The Como Park web site tells us this:
“Shortly after the World’s Fair in St. Louis, architect Stchikawa designed a Japanese Imperial garden in Como Park. The only remaining vestige is this large granite bull frog.”
The St. Louis World’s Fair was in 1904 and that’s the same year Dr. Rudolph Schiffman donated trees and shrubs for a Japanese garden in Como Park. But that description is misleading as the frog was not an original component of the garden. Historic signs in Como Park’s Street Car Station tell us that the large granite frog “dates to 1923,” a date corroborated by the book Monumental Minnesota which also tells us the frog was a gift of Fred Crosby.
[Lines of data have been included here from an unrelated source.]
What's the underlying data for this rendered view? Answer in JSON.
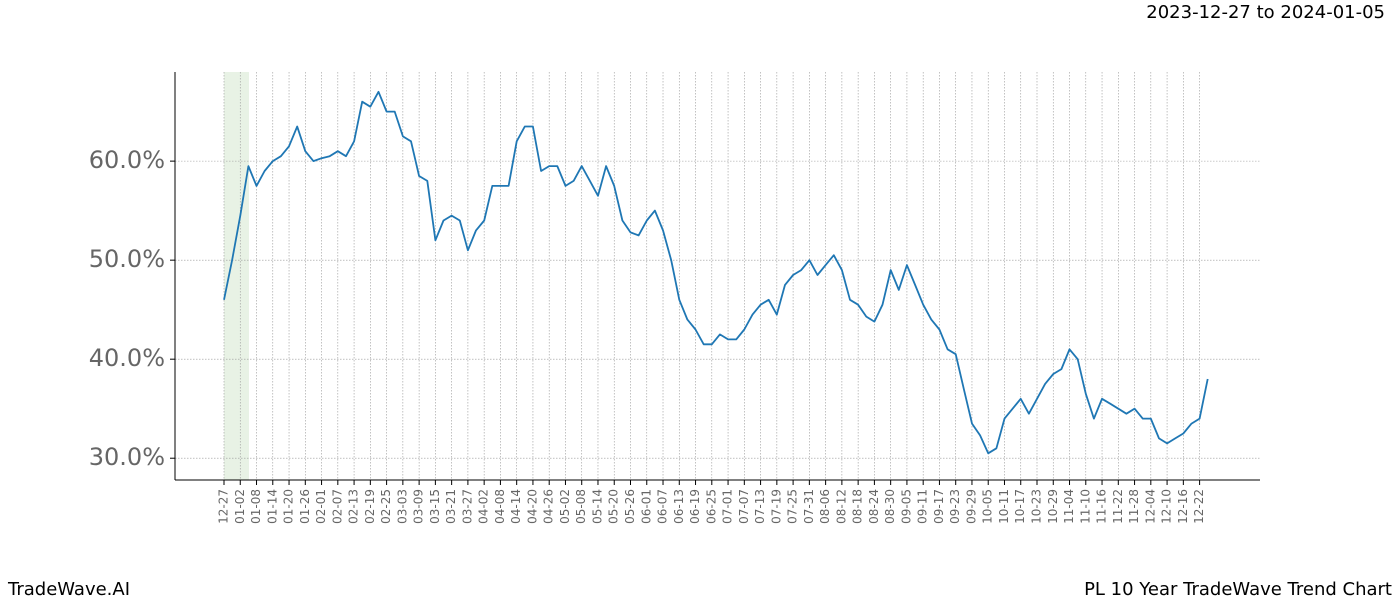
{
  "chart_data": {
    "type": "line",
    "title": "2023-12-27 to 2024-01-05",
    "brand": "TradeWave.AI",
    "caption": "PL 10 Year TradeWave Trend Chart",
    "x": [
      "12-27",
      "12-30",
      "01-02",
      "01-05",
      "01-08",
      "01-11",
      "01-14",
      "01-17",
      "01-20",
      "01-23",
      "01-26",
      "01-29",
      "02-01",
      "02-04",
      "02-07",
      "02-10",
      "02-13",
      "02-16",
      "02-19",
      "02-22",
      "02-25",
      "02-28",
      "03-03",
      "03-06",
      "03-09",
      "03-12",
      "03-15",
      "03-18",
      "03-21",
      "03-24",
      "03-27",
      "03-30",
      "04-02",
      "04-05",
      "04-08",
      "04-11",
      "04-14",
      "04-17",
      "04-20",
      "04-23",
      "04-26",
      "04-29",
      "05-02",
      "05-05",
      "05-08",
      "05-11",
      "05-14",
      "05-17",
      "05-20",
      "05-23",
      "05-26",
      "05-29",
      "06-01",
      "06-04",
      "06-07",
      "06-10",
      "06-13",
      "06-16",
      "06-19",
      "06-22",
      "06-25",
      "06-28",
      "07-01",
      "07-04",
      "07-07",
      "07-10",
      "07-13",
      "07-16",
      "07-19",
      "07-22",
      "07-25",
      "07-28",
      "07-31",
      "08-03",
      "08-06",
      "08-09",
      "08-12",
      "08-15",
      "08-18",
      "08-21",
      "08-24",
      "08-27",
      "08-30",
      "09-02",
      "09-05",
      "09-08",
      "09-11",
      "09-14",
      "09-17",
      "09-20",
      "09-23",
      "09-26",
      "09-29",
      "10-02",
      "10-05",
      "10-08",
      "10-11",
      "10-14",
      "10-17",
      "10-20",
      "10-23",
      "10-26",
      "10-29",
      "11-01",
      "11-04",
      "11-07",
      "11-10",
      "11-13",
      "11-16",
      "11-19",
      "11-22",
      "11-25",
      "11-28",
      "12-01",
      "12-04",
      "12-07",
      "12-10",
      "12-13",
      "12-16",
      "12-19",
      "12-22",
      "12-25"
    ],
    "values": [
      46,
      50,
      54.5,
      59.5,
      57.5,
      59,
      60,
      60.5,
      61.5,
      63.5,
      61,
      60,
      60.3,
      60.5,
      61,
      60.5,
      62,
      66,
      65.5,
      67,
      65,
      65,
      62.5,
      62,
      58.5,
      58,
      52,
      54,
      54.5,
      54,
      51,
      53,
      54,
      57.5,
      57.5,
      57.5,
      62,
      63.5,
      63.5,
      59,
      59.5,
      59.5,
      57.5,
      58,
      59.5,
      58,
      56.5,
      59.5,
      57.5,
      54,
      52.8,
      52.5,
      54,
      55,
      53,
      50,
      46,
      44,
      43,
      41.5,
      41.5,
      42.5,
      42,
      42,
      43,
      44.5,
      45.5,
      46,
      44.5,
      47.5,
      48.5,
      49,
      50,
      48.5,
      49.5,
      50.5,
      49,
      46,
      45.5,
      44.3,
      43.8,
      45.5,
      49,
      47,
      49.5,
      47.5,
      45.5,
      44,
      43,
      41,
      40.5,
      37,
      33.5,
      32.3,
      30.5,
      31,
      34,
      35,
      36,
      34.5,
      36,
      37.5,
      38.5,
      39,
      41,
      40,
      36.5,
      34,
      36,
      35.5,
      35,
      34.5,
      35,
      34,
      34,
      32,
      31.5,
      32,
      32.5,
      33.5,
      34,
      38
    ],
    "color": "#1f77b4",
    "ylim": [
      27.8,
      69
    ],
    "yticks": [
      {
        "value": 30,
        "label": "30.0%"
      },
      {
        "value": 40,
        "label": "40.0%"
      },
      {
        "value": 50,
        "label": "50.0%"
      },
      {
        "value": 60,
        "label": "60.0%"
      }
    ],
    "grid": true
  }
}
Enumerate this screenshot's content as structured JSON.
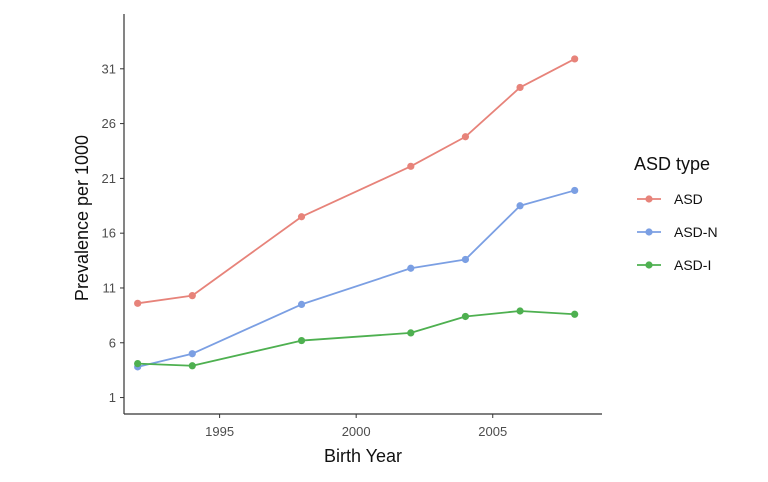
{
  "chart_data": {
    "type": "line",
    "title": "",
    "xlabel": "Birth Year",
    "ylabel": "Prevalence per 1000",
    "x": [
      1992,
      1994,
      1998,
      2002,
      2004,
      2006,
      2008
    ],
    "xlim": [
      1991.5,
      2009
    ],
    "ylim": [
      -0.5,
      36
    ],
    "xticks": [
      1995,
      2000,
      2005
    ],
    "yticks": [
      1,
      6,
      11,
      16,
      21,
      26,
      31
    ],
    "grid": false,
    "legend": {
      "title": "ASD type",
      "position": "right"
    },
    "series": [
      {
        "name": "ASD",
        "color": "#E7837A",
        "values": [
          9.6,
          10.3,
          17.5,
          22.1,
          24.8,
          29.3,
          31.9
        ]
      },
      {
        "name": "ASD-N",
        "color": "#7B9FE3",
        "values": [
          3.8,
          5.0,
          9.5,
          12.8,
          13.6,
          18.5,
          19.9
        ]
      },
      {
        "name": "ASD-I",
        "color": "#4EB050",
        "values": [
          4.1,
          3.9,
          6.2,
          6.9,
          8.4,
          8.9,
          8.6
        ]
      }
    ]
  }
}
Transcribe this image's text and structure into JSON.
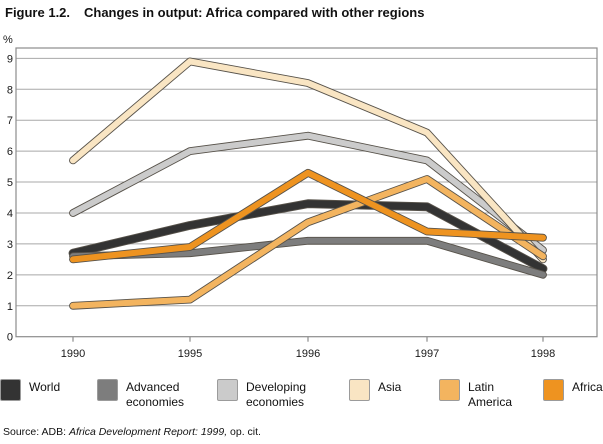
{
  "title": {
    "figure_label": "Figure 1.2.",
    "caption": "Changes in output: Africa compared with other regions"
  },
  "axis": {
    "unit_label": "%"
  },
  "chart_data": {
    "type": "line",
    "title": "Changes in output: Africa compared with other regions",
    "categories": [
      "1990",
      "1995",
      "1996",
      "1997",
      "1998"
    ],
    "xlabel": "",
    "ylabel": "%",
    "ylim": [
      0,
      9
    ],
    "yticks": [
      0,
      1,
      2,
      3,
      4,
      5,
      6,
      7,
      8,
      9
    ],
    "grid": true,
    "legend_position": "bottom",
    "series": [
      {
        "name": "World",
        "values": [
          2.7,
          3.6,
          4.3,
          4.2,
          2.2
        ],
        "color": "#333333",
        "line_width": 7
      },
      {
        "name": "Advanced economies",
        "values": [
          2.6,
          2.7,
          3.1,
          3.1,
          2.0
        ],
        "color": "#7d7d7d",
        "line_width": 6
      },
      {
        "name": "Developing economies",
        "values": [
          4.0,
          6.0,
          6.5,
          5.7,
          2.8
        ],
        "color": "#cbcbcb",
        "line_width": 6
      },
      {
        "name": "Asia",
        "values": [
          5.7,
          8.9,
          8.2,
          6.6,
          2.5
        ],
        "color": "#f9e5c3",
        "line_width": 6
      },
      {
        "name": "Latin America",
        "values": [
          1.0,
          1.2,
          3.7,
          5.1,
          2.6
        ],
        "color": "#f3b45f",
        "line_width": 6
      },
      {
        "name": "Africa",
        "values": [
          2.5,
          2.9,
          5.3,
          3.4,
          3.2
        ],
        "color": "#ee9320",
        "line_width": 6
      }
    ],
    "line_outline_color": "#57524a",
    "grid_color": "#a8a8a8",
    "frame_color": "#8c8c8c",
    "text_color": "#1a1a1a"
  },
  "legend": {
    "items": [
      {
        "line1": "World",
        "line2": ""
      },
      {
        "line1": "Advanced",
        "line2": "economies"
      },
      {
        "line1": "Developing",
        "line2": "economies"
      },
      {
        "line1": "Asia",
        "line2": ""
      },
      {
        "line1": "Latin",
        "line2": "America"
      },
      {
        "line1": "Africa",
        "line2": ""
      }
    ]
  },
  "source": {
    "prefix": "Source: ADB: ",
    "italic_part": "Africa Development Report: 1999,",
    "suffix": " op. cit."
  }
}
Fred Crosby was the son of Oliver Crosby (no connection to Crosby Farm Park), a wealthy businessman who built a sprawling estate overlooking the Mississippi River called Stonebridge. Oliver Crosby died in 1922. According to an article in Ramsey County History, the Crosby family brought the frog back from Japan and displayed it on the front lawn of their Stonebridge mansion.
Jewel of Como tells us that Frederick Crosby donated the frog to Como Park in 1927.
So the history is a little muddled. It’s unclear if the frog was actually part of the original 1904 Japanese Garden (even if it was a later addition) or if it went straight to the Frog Pond bearing its name.